А Анри Лабрюйеру на какое-то время
показалась, что перед ним совсем другая
женщина, не та Мадлен, которую он знал раньше, не та, которую он соблазнял в
имении
своей бабушки. Словно дьявол вселился в нее.
«Это же надо додуматься сжечь одежду в
камине!» Но этот же дьявол страсти завладел
и душой Анри. Он смеялся, комкая свой пояс и бросая в камин.

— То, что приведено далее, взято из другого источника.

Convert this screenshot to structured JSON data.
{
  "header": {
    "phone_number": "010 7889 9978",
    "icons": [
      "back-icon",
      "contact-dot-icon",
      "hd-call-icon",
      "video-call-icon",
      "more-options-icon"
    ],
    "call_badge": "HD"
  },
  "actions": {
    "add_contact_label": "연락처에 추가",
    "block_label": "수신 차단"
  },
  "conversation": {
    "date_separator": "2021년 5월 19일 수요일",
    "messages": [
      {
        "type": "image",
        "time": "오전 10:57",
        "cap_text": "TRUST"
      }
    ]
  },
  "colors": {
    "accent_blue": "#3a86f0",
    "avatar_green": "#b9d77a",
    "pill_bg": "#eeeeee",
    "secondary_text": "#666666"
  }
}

— Так, пусть горит, Мадлен,
пусть горит все наше прошлое, мы вновь нашли свою
любовь.
Скорее всего, это неистовство для Анри было
способом убежать от обуревших его
мыслей. Ведь завтра нужно будет идти к Констанции просить прощения. А тут еще и
Александр Шенье, скорее всего, успел рассказать Констанции многое, а в мстительности
женщин Анри не сомневался ни на минуту.
Но сейчас не время было думать об этом. Перед
ним на ковре сидела Мадлен. Из
одежды на ней оставалась лишь юбка, да еще непонятно для чего прихваченная
вместительная сумка, которую берут обычно в дорогу.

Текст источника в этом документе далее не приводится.